When bud grating you don't need to cut much from the mother plant, but it does need to be from a branch which is around the same size as the one you are grafting onto and not from last year's growth. You can see this by the colour of the wood. The green offshoots at the top are last year's growth and too young for this purpose.


This stick contains the genetics for our desired fruit and once it has been detached from its mother plant it is known as scion wood.

Here is our baby plum tree with its seven branches, each of which will ultimately grow a different variety of fruit.


The first thing which needs to be done is a T shaped cut in the bark of a developed branch, half way between two internodes.


Doris has a special grating knife for this purpose which has a super sharp blade and a rounded blunt one for getting in behind the bark.


Here is the finished T shape behind which the bark has been loosened, ready to accept the graft.


Then we take our scion wood and carefully remove one of the buds with the sharp blade.


The cut must be clean and the bark around the bud must remain unbroken to be a viable graft.


The bud is then slipped inside the T shaped cut.


The small piece of bark which protrudes from the top is trimmed off.


Finally it is wrapped tightly with kitchen cling film (or specialised grafting tape!) to protect it from water and keep the connection firm.


We did two buds in the end, tying them off with string to keep them extra secure.


Once we see clear signs of a successful union with the buds growing out from the tree, we will trim this branch just above their position to encourage optimum growth.


Last but not least Doris and I gave the buds some Reiki and let them know they are loved and welcome in our garden.
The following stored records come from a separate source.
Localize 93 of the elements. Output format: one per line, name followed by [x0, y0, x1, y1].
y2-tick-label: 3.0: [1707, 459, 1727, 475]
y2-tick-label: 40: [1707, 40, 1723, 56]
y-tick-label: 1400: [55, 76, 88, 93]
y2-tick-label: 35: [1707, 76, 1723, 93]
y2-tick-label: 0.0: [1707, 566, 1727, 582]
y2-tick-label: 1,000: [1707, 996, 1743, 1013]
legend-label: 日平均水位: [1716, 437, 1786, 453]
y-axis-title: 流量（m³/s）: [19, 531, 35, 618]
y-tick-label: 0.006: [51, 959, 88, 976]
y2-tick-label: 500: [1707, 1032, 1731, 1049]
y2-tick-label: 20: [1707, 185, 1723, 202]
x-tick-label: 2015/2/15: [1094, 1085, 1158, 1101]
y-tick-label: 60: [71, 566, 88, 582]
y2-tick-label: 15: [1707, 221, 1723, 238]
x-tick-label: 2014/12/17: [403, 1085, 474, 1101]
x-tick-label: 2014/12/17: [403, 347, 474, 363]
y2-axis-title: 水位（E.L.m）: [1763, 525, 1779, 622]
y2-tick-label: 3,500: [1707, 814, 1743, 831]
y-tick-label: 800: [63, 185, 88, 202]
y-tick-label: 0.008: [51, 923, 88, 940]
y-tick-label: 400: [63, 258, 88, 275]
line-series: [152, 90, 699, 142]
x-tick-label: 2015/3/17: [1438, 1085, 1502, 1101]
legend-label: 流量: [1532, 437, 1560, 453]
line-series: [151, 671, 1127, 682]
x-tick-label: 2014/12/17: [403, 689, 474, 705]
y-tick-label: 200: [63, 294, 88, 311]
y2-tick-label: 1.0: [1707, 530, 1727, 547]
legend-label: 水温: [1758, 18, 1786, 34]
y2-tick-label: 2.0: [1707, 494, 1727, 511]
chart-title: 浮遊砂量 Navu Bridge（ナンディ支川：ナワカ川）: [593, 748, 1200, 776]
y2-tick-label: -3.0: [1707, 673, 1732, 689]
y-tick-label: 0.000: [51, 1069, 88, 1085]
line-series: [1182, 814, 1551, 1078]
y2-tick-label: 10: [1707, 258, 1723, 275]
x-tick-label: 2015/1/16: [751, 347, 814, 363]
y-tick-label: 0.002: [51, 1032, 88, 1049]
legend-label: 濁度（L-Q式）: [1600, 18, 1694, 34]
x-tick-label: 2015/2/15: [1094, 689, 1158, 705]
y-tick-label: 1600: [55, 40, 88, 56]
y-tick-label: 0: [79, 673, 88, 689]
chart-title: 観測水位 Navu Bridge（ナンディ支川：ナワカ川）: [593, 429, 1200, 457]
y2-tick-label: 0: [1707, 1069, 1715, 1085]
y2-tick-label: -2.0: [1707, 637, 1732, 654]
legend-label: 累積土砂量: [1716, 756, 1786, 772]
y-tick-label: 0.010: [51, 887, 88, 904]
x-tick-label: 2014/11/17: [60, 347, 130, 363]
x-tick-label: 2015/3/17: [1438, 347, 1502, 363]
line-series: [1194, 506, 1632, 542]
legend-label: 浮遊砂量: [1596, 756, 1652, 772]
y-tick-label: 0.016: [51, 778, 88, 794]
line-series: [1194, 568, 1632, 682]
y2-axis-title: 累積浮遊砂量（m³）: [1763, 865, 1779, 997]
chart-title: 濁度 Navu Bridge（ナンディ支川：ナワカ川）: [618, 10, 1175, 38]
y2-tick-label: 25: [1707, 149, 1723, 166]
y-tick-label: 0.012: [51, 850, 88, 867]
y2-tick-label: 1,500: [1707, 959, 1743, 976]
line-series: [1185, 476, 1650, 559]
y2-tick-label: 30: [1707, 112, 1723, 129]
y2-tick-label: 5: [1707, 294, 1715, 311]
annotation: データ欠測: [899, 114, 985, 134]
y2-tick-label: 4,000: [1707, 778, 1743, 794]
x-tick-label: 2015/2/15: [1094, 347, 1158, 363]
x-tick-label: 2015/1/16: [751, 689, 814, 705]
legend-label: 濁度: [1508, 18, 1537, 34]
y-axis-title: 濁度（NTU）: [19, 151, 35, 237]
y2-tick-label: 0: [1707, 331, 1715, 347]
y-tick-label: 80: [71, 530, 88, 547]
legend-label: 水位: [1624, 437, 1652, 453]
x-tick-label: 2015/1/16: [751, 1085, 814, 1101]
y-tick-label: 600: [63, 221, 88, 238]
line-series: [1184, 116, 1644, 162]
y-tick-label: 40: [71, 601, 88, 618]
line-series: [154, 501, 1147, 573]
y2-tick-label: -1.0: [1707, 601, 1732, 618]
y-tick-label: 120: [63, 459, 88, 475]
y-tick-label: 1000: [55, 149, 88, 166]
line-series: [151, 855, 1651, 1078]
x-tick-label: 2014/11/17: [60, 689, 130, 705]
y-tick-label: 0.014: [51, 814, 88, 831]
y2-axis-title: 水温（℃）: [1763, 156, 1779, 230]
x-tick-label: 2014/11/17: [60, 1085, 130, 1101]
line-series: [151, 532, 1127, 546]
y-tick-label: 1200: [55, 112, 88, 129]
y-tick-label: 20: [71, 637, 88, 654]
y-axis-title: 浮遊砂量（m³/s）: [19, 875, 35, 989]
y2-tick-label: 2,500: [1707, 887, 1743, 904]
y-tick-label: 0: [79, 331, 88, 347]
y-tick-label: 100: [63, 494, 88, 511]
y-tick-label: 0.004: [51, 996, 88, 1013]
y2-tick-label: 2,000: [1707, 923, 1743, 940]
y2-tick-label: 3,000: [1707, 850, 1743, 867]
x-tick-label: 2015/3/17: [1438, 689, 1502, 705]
Clear intentions and energies are just as important as the physical stuff.

I intend to graft peach buds onto this branch next, but will have to wait till the next fruit day during the waxing cycle of the moon.


Three of the seven branches are still a little small for grafting so I will have to wait till next year to complete this tree, but you can be sure it will be worth it! One tree like this can ultimately become the mother plant to multiple orchards in the future. And that is exactly my intention here.

On my way home I spotted these beautiful violets and smiled with them for a moment.


I enjoy their flavour which reminds me of a sweet I ate as a child.


This morning we went into town to buy our own grafting knife as something tells me I will be doing this on a regular basis for the rest of my life.


It cost โ‚ฌ35 which is a lot of money! But the guy said I will never have to buy another one, which sounds good to me.

Once I'm done with the rainbow tree I will be grafting an incredible vanilla tasting white fig variety onto this black fig tree in our courtyard.


You may believe there are only a few varieties of fig out there, but you would be wrong about that.


One final point worth mentioning is that each variety of tree has a different optimum technique for grafting, so this stone fruit bud grafting technique won't work on figs.

Perhaps I will make another post on how to do figs in the future.

Now get out there and make the most of this knowledge!